# How to Buy a 66 GTO?



## Koppster (Jul 27, 2008)

Hello GTO Friends,

I'm sure this question has been asked a million times...but...

I'm the same old story, 51 yrs old but had a 66 when I was a kid :cool

Life's pretty good these days so I'm in the market to buy a restored 66

Would really appreciate some information on what to look for, what to avoid and where to shop.

Much Much Appreciation,
Rick
San Antonio TX


----------



## 05GTO (Oct 6, 2004)

Welcome to the forum Rick,

Here is a 66 in south florida that has had a frame off restoration, the cost of this type restoration can easily exceed his asking price. It is also a tri power car which is a little more valuable.

'66 GTO 389 Tri-Power


----------



## rick3452 (Jun 14, 2008)

Hey Rick... When I was a kid, (now 57), I bought my 66 in 1969. Always knew that I would never sell it, and never did... 

Best of luck...Rick


----------



## Rukee (Feb 8, 2007)

Welcome to the forums.
Check places like e-bay and craigslist. I found my Harley on craig`s list, there`s alot of good deals on there. Also hit a car show or two around you, normally they have a car corral area where they have cars for sale. Good luck on your search!


----------



## Rukee (Feb 8, 2007)

05GTO said:


> Welcome to the forum Rick,
> 
> Here is a 66 in south florida that has had a frame off restoration, the cost of this type restoration can easily exceed his asking price. It is also a tri power car which is a little more valuable.
> 
> '66 GTO 389 Tri-Power


I saw what looked to be the sister car to this at a car show yesterday (except for the Tr-Power). The core support was signed by Jim Wagner!!


----------



## Koppster (Jul 27, 2008)

Thanks All for the comeback.

It will probably be 6 months before I pull the trigger. Want to get smarter and shop hard.

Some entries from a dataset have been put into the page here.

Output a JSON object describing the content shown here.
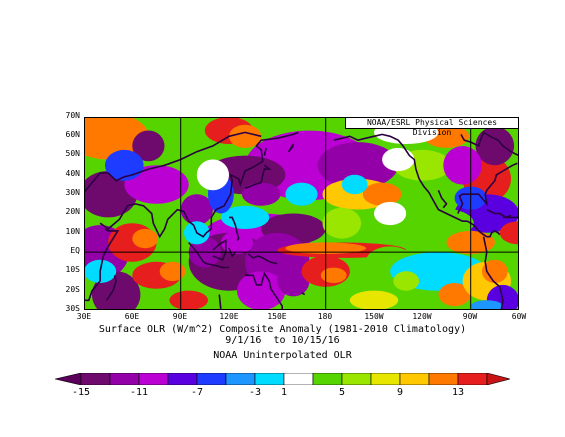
{
  "map": {
    "credit": "NOAA/ESRL Physical Sciences Division",
    "lat_labels": [
      "70N",
      "60N",
      "50N",
      "40N",
      "30N",
      "20N",
      "10N",
      "EQ",
      "10S",
      "20S",
      "30S"
    ],
    "lon_labels": [
      "30E",
      "60E",
      "90E",
      "120E",
      "150E",
      "180",
      "150W",
      "120W",
      "90W",
      "60W"
    ],
    "title": "Surface OLR (W/m^2) Composite Anomaly (1981-2010 Climatology)",
    "dates": "9/1/16  to 10/15/16",
    "dataset": "NOAA Uninterpolated OLR",
    "extent": {
      "lon_min": 30,
      "lon_max": 300,
      "lat_min": -30,
      "lat_max": 70
    },
    "grid_lines": {
      "lon": [
        90,
        180,
        270
      ],
      "lat": [
        0
      ]
    }
  },
  "colorbar": {
    "labels": [
      "-15",
      "-11",
      "-7",
      "-3",
      "1",
      "5",
      "9",
      "13"
    ],
    "colors": [
      "#6e0a6e",
      "#9400a8",
      "#bb00d4",
      "#5a00e0",
      "#1e3cff",
      "#1e96ff",
      "#00dcff",
      "#ffffff",
      "#55d400",
      "#9be600",
      "#e6e600",
      "#ffc800",
      "#ff7800",
      "#e61e1e"
    ],
    "min_color": "#5a005a",
    "max_color": "#c81414",
    "label_positions": [
      0,
      2,
      4,
      6,
      7,
      9,
      11,
      13
    ]
  }
}
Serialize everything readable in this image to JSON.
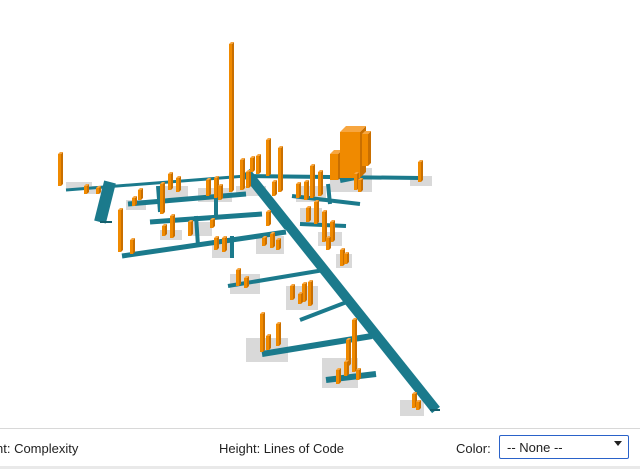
{
  "toolbar": {
    "footprint_label": "nt: Complexity",
    "height_label": "Height: Lines of Code",
    "color_label": "Color:",
    "color_select": {
      "selected": "-- None --"
    }
  },
  "colors": {
    "street": "#1b7a8c",
    "street_dark": "#14606e",
    "district": "#d9d9d9",
    "building_front": "#f08a00",
    "building_side": "#c96f00",
    "building_top": "#f7a640"
  }
}
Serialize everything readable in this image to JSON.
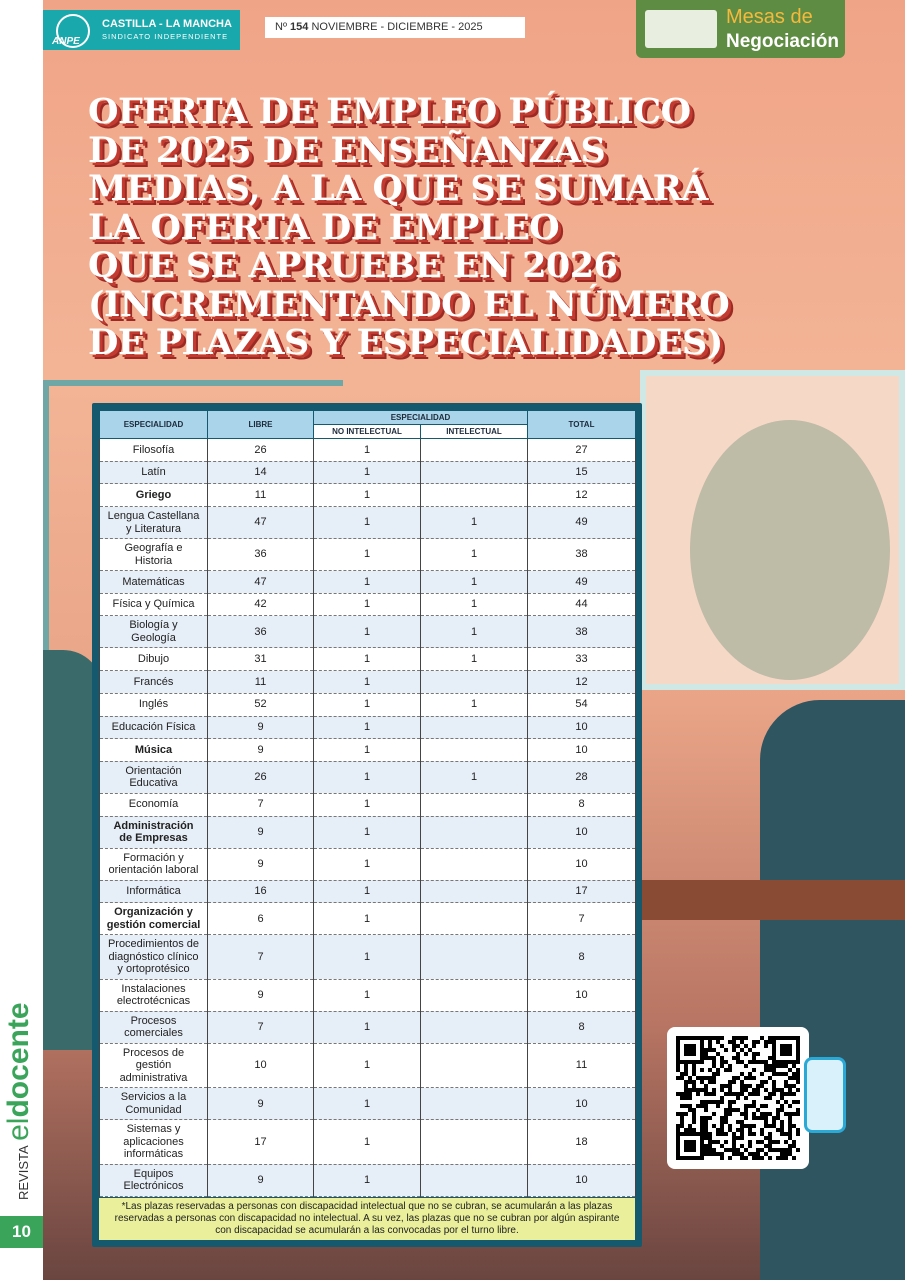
{
  "header": {
    "logo": "ANPE",
    "region": "CASTILLA - LA MANCHA",
    "subtitle": "SINDICATO INDEPENDIENTE",
    "issue_prefix": "Nº",
    "issue_number": "154",
    "issue_date": "NOVIEMBRE - DICIEMBRE - 2025",
    "section_line1": "Mesas de",
    "section_line2": "Negociación"
  },
  "title": [
    "OFERTA DE EMPLEO PÚBLICO",
    "DE 2025 DE ENSEÑANZAS",
    "MEDIAS, A LA QUE SE SUMARÁ",
    "LA OFERTA DE EMPLEO",
    "QUE SE APRUEBE EN 2026",
    "(INCREMENTANDO EL NÚMERO",
    "DE PLAZAS Y ESPECIALIDADES)"
  ],
  "table": {
    "headers": {
      "especialidad": "ESPECIALIDAD",
      "libre": "LIBRE",
      "group": "ESPECIALIDAD",
      "no_intelectual": "NO INTELECTUAL",
      "intelectual": "INTELECTUAL",
      "total": "TOTAL"
    },
    "rows": [
      {
        "name": "Filosofía",
        "libre": 26,
        "no_intelectual": 1,
        "intelectual": null,
        "total": 27
      },
      {
        "name": "Latín",
        "libre": 14,
        "no_intelectual": 1,
        "intelectual": null,
        "total": 15
      },
      {
        "name": "Griego",
        "libre": 11,
        "no_intelectual": 1,
        "intelectual": null,
        "total": 12,
        "bold": true
      },
      {
        "name": "Lengua Castellana y Literatura",
        "libre": 47,
        "no_intelectual": 1,
        "intelectual": 1,
        "total": 49
      },
      {
        "name": "Geografía e Historia",
        "libre": 36,
        "no_intelectual": 1,
        "intelectual": 1,
        "total": 38
      },
      {
        "name": "Matemáticas",
        "libre": 47,
        "no_intelectual": 1,
        "intelectual": 1,
        "total": 49
      },
      {
        "name": "Física y Química",
        "libre": 42,
        "no_intelectual": 1,
        "intelectual": 1,
        "total": 44
      },
      {
        "name": "Biología y Geología",
        "libre": 36,
        "no_intelectual": 1,
        "intelectual": 1,
        "total": 38
      },
      {
        "name": "Dibujo",
        "libre": 31,
        "no_intelectual": 1,
        "intelectual": 1,
        "total": 33
      },
      {
        "name": "Francés",
        "libre": 11,
        "no_intelectual": 1,
        "intelectual": null,
        "total": 12
      },
      {
        "name": "Inglés",
        "libre": 52,
        "no_intelectual": 1,
        "intelectual": 1,
        "total": 54
      },
      {
        "name": "Educación Física",
        "libre": 9,
        "no_intelectual": 1,
        "intelectual": null,
        "total": 10
      },
      {
        "name": "Música",
        "libre": 9,
        "no_intelectual": 1,
        "intelectual": null,
        "total": 10,
        "bold": true
      },
      {
        "name": "Orientación Educativa",
        "libre": 26,
        "no_intelectual": 1,
        "intelectual": 1,
        "total": 28
      },
      {
        "name": "Economía",
        "libre": 7,
        "no_intelectual": 1,
        "intelectual": null,
        "total": 8
      },
      {
        "name": "Administración de Empresas",
        "libre": 9,
        "no_intelectual": 1,
        "intelectual": null,
        "total": 10,
        "bold": true
      },
      {
        "name": "Formación y orientación laboral",
        "libre": 9,
        "no_intelectual": 1,
        "intelectual": null,
        "total": 10
      },
      {
        "name": "Informática",
        "libre": 16,
        "no_intelectual": 1,
        "intelectual": null,
        "total": 17
      },
      {
        "name": "Organización y gestión comercial",
        "libre": 6,
        "no_intelectual": 1,
        "intelectual": null,
        "total": 7,
        "bold": true
      },
      {
        "name": "Procedimientos de diagnóstico clínico y ortoprotésico",
        "libre": 7,
        "no_intelectual": 1,
        "intelectual": null,
        "total": 8
      },
      {
        "name": "Instalaciones electrotécnicas",
        "libre": 9,
        "no_intelectual": 1,
        "intelectual": null,
        "total": 10
      },
      {
        "name": "Procesos comerciales",
        "libre": 7,
        "no_intelectual": 1,
        "intelectual": null,
        "total": 8
      },
      {
        "name": "Procesos de gestión administrativa",
        "libre": 10,
        "no_intelectual": 1,
        "intelectual": null,
        "total": 11
      },
      {
        "name": "Servicios a la Comunidad",
        "libre": 9,
        "no_intelectual": 1,
        "intelectual": null,
        "total": 10
      },
      {
        "name": "Sistemas y aplicaciones informáticas",
        "libre": 17,
        "no_intelectual": 1,
        "intelectual": null,
        "total": 18
      },
      {
        "name": "Equipos Electrónicos",
        "libre": 9,
        "no_intelectual": 1,
        "intelectual": null,
        "total": 10
      }
    ],
    "footnote": "*Las plazas reservadas a personas con discapacidad intelectual que no se cubran, se acumularán a las plazas reservadas a personas con discapacidad no intelectual. A su vez, las plazas que no se cubran por algún aspirante con discapacidad se acumularán a las convocadas por el turno libre."
  },
  "sidebar": {
    "revista": "REVISTA",
    "el": "el",
    "docente": "docente",
    "page": "10"
  }
}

I've been looking on eBay and some old car classifieds.

Here's what I've learned so far along with my personal memories/knowledge:

242 in the VIN
PHS documentation is important

Here's what's important to me and what I would like:
The body and interior must be authentic
Not so worried about the motor being a 389
Want a 4BBl vs the 6-pack
Want the disk brake upgrade
Want 15 inch wheels

Here's an eBay link that interested me:eBay Motors: Pontiac : GTO (item 250273826365 end time Aug-01-08 09:55:55 PDT)

Also trying to attach some pics of my 66. It wasn't much, needed paint and had Lemans 326 but it was mine. 

Rick


----------



## blondie67 (Jan 28, 2008)

Hey Rick,
Welcome to the forum. You'll find some very helpful and knowledgeable people here. They've all helped me quite a bit. I'd also check collectorcartraderonline. They have some good cars sometimes. 
Linda


----------



## 67/04gto (Jan 15, 2005)

try google also


----------